Mais en fait, comment se présente l’ouvrage ?

Il convient de le découvrir en trois étapes :

1) DESCRIPTION DE L’OUVRAGE

– Note de synthèse

– De l’articulation formelle et matérielle à la charpente méthodologique et systémique

– Contenu de l’ouvrage

2) ANALYSE DU LIVRE

– De la cohérence des concepts à l’élaboration des paradigmes ;

– Des problématiques conjoncturelles à la pertinence des approches structurelles;

De la portée de l’ouvrage : des prises de positions et le dépassement intellectuel

3) CRITIQUE DE L’OUVRAGE : Postérité et Attente ;

DESCRIPTION DE L’OUVRAGE

– Note de synthèse

L’auteur de l’ouvrage n’en est pas à son premier essai. En tant qu’écrivain engagé, il a à son actif plusieurs articles et ouvrages du genre.

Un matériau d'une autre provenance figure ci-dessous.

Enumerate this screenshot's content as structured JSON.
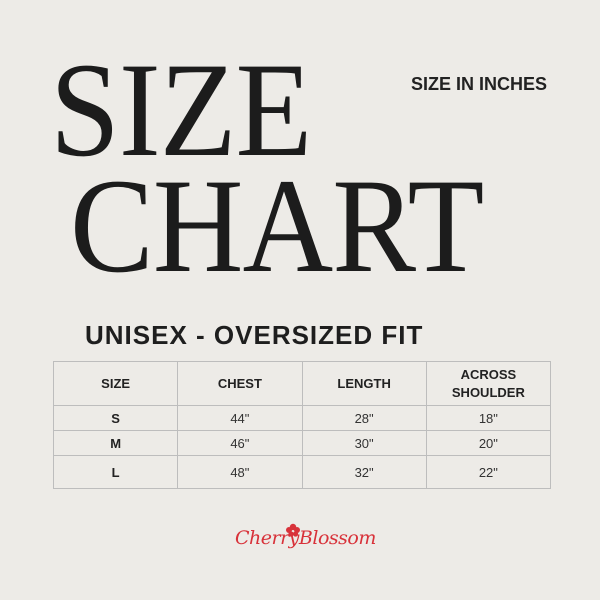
{
  "title_line1": "SIZE",
  "title_line2": "CHART",
  "units_label": "SIZE IN INCHES",
  "fit_label": "UNISEX - OVERSIZED FIT",
  "table": {
    "headers": [
      "SIZE",
      "CHEST",
      "LENGTH",
      "ACROSS SHOULDER"
    ],
    "rows": [
      [
        "S",
        "44\"",
        "28\"",
        "18\""
      ],
      [
        "M",
        "46\"",
        "30\"",
        "20\""
      ],
      [
        "L",
        "48\"",
        "32\"",
        "22\""
      ]
    ]
  },
  "logo": {
    "text": "CherryBlossom",
    "icon": "flower-icon",
    "color": "#d8323a"
  }
}
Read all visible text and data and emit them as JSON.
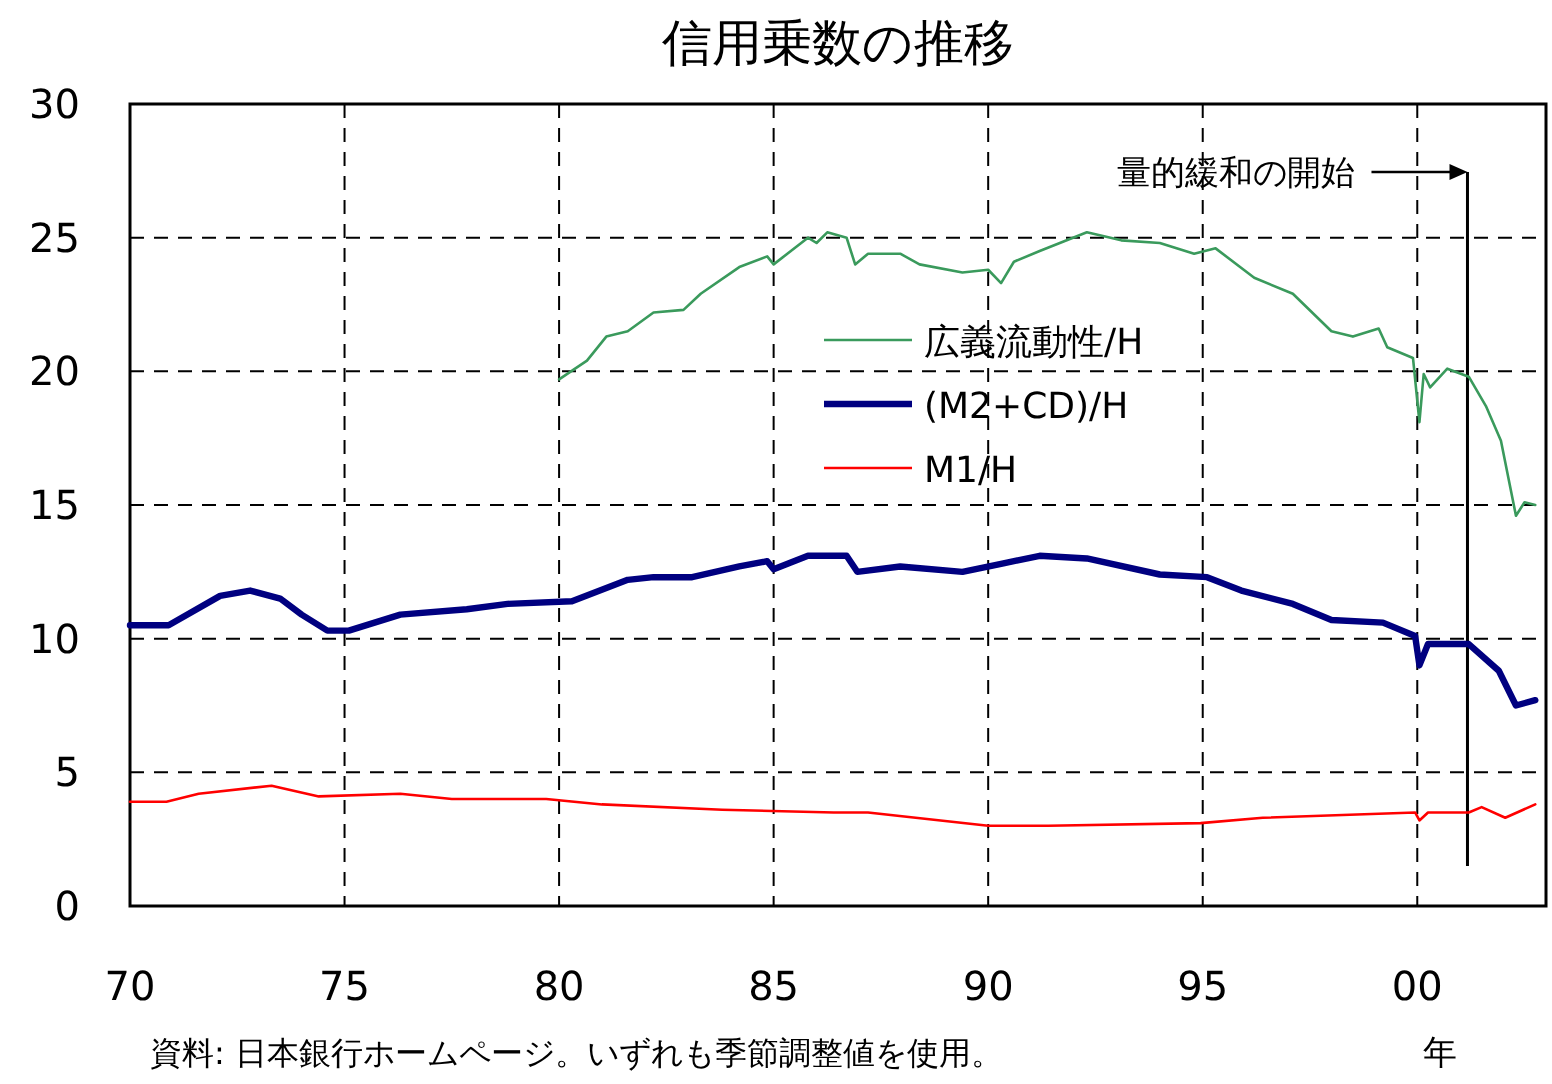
{
  "chart_data": {
    "type": "line",
    "title": "信用乗数の推移",
    "xlabel": "年",
    "annotations": [
      "資料: 日本銀行ホームページ。いずれも季節調整値を使用。"
    ],
    "xlim": [
      1970,
      2003
    ],
    "ylim": [
      0,
      30
    ],
    "xticks": [
      {
        "value": 1970,
        "label": "70"
      },
      {
        "value": 1975,
        "label": "75"
      },
      {
        "value": 1980,
        "label": "80"
      },
      {
        "value": 1985,
        "label": "85"
      },
      {
        "value": 1990,
        "label": "90"
      },
      {
        "value": 1995,
        "label": "95"
      },
      {
        "value": 2000,
        "label": "00"
      }
    ],
    "yticks": [
      0,
      5,
      10,
      15,
      20,
      25,
      30
    ],
    "grid": true,
    "legend": "top right",
    "marker": "none",
    "line_style": "solid",
    "ref_lines": [
      {
        "axis": "x",
        "value": 2001.17,
        "label": "量的緩和の開始",
        "color": "#000000"
      }
    ],
    "series": [
      {
        "name": "広義流動性/H",
        "color": "#3a9a5c",
        "x": [
          1980.0,
          1980.65,
          1981.1,
          1981.6,
          1982.2,
          1982.9,
          1983.3,
          1984.2,
          1984.85,
          1985.0,
          1985.8,
          1986.0,
          1986.25,
          1986.7,
          1986.9,
          1987.2,
          1987.95,
          1988.4,
          1989.4,
          1990.0,
          1990.3,
          1990.6,
          1991.2,
          1992.3,
          1993.1,
          1994.0,
          1994.8,
          1995.3,
          1996.2,
          1997.1,
          1998.0,
          1998.5,
          1999.1,
          1999.3,
          1999.9,
          2000.05,
          2000.15,
          2000.3,
          2000.7,
          2001.2,
          2001.6,
          2001.95,
          2002.3,
          2002.5,
          2002.75
        ],
        "values": [
          19.7,
          20.4,
          21.3,
          21.5,
          22.2,
          22.3,
          22.9,
          23.9,
          24.3,
          24.0,
          25.0,
          24.8,
          25.2,
          25.0,
          24.0,
          24.4,
          24.4,
          24.0,
          23.7,
          23.8,
          23.3,
          24.1,
          24.5,
          25.2,
          24.9,
          24.8,
          24.4,
          24.6,
          23.5,
          22.9,
          21.5,
          21.3,
          21.6,
          20.9,
          20.5,
          18.1,
          19.9,
          19.4,
          20.1,
          19.8,
          18.7,
          17.4,
          14.6,
          15.1,
          15.0
        ]
      },
      {
        "name": "(M2+CD)/H",
        "color": "#000080",
        "x": [
          1970.0,
          1970.9,
          1972.1,
          1972.8,
          1973.5,
          1974.0,
          1974.6,
          1975.1,
          1976.3,
          1977.85,
          1978.8,
          1980.3,
          1981.6,
          1982.2,
          1983.1,
          1984.2,
          1984.85,
          1985.0,
          1985.8,
          1986.25,
          1986.7,
          1986.95,
          1987.95,
          1989.4,
          1990.3,
          1991.2,
          1992.3,
          1994.0,
          1995.1,
          1995.9,
          1997.1,
          1998.0,
          1999.2,
          1999.95,
          2000.05,
          2000.25,
          2001.2,
          2001.9,
          2002.3,
          2002.75
        ],
        "values": [
          10.5,
          10.5,
          11.6,
          11.8,
          11.5,
          10.9,
          10.3,
          10.3,
          10.9,
          11.1,
          11.3,
          11.4,
          12.2,
          12.3,
          12.3,
          12.7,
          12.9,
          12.6,
          13.1,
          13.1,
          13.1,
          12.5,
          12.7,
          12.5,
          12.8,
          13.1,
          13.0,
          12.4,
          12.3,
          11.8,
          11.3,
          10.7,
          10.6,
          10.1,
          9.0,
          9.8,
          9.8,
          8.8,
          7.5,
          7.7
        ]
      },
      {
        "name": "M1/H",
        "color": "#ff0000",
        "x": [
          1970.0,
          1970.85,
          1971.6,
          1973.3,
          1974.4,
          1976.3,
          1977.5,
          1979.7,
          1981.0,
          1983.8,
          1986.4,
          1987.2,
          1990.0,
          1991.4,
          1994.95,
          1996.4,
          1999.95,
          2000.05,
          2000.25,
          2001.2,
          2001.5,
          2002.05,
          2002.75
        ],
        "values": [
          3.9,
          3.9,
          4.2,
          4.5,
          4.1,
          4.2,
          4.0,
          4.0,
          3.8,
          3.6,
          3.5,
          3.5,
          3.0,
          3.0,
          3.1,
          3.3,
          3.5,
          3.2,
          3.5,
          3.5,
          3.7,
          3.3,
          3.8
        ]
      }
    ]
  }
}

– De l’articulation formelle et matérielle à la charpente méthodologique et systémique

L’ouvrage que nous avons l’heur et le bonheur de vous présenter est intitulé : « La frénésie du messianisme : Balises éthiques contre les lâchetés et marasmes politiques ». Il est écrit et rédigé par Arnaud Eric AGUENOUNON, Prêtre Béninois et Ecrivain Essayiste. Paru en Novembre 2017, « La frénésie du messianisme » est un essai de cent trente pages, segmenté en une introduction, six petites parties, une conclusion et un document annexe. Il capte l’attention par une première de couverture blanche et bleu ciel. Il a été préfacé par le Professeur Prudent Victor TOPANOU, et postfacé par le Docteur Gilles BADET. L’ouvrage s’ouvre par une dédicace à Monseigneur Isidore De SOUZA, un souvenir en la vénérée mémoire des Pères André et Alphonse QUENUM ; une reconnaissance aux amis, un hommage aux autorités ecclésiales, une gratitude envers diverses personnalités. Au seuil de la lecture, une pensée tirée de la Constitution Pastorale Gaudium & Spes du Concile Vatican II plante le décor de la philosophie de l’ouvrage : la communauté des disciples du Christ est solidaire du genre humain. On comprend pourquoi le messianisme politique de la communauté humaine du Bénin interpelle le disciple du Christ qu’est l’auteur.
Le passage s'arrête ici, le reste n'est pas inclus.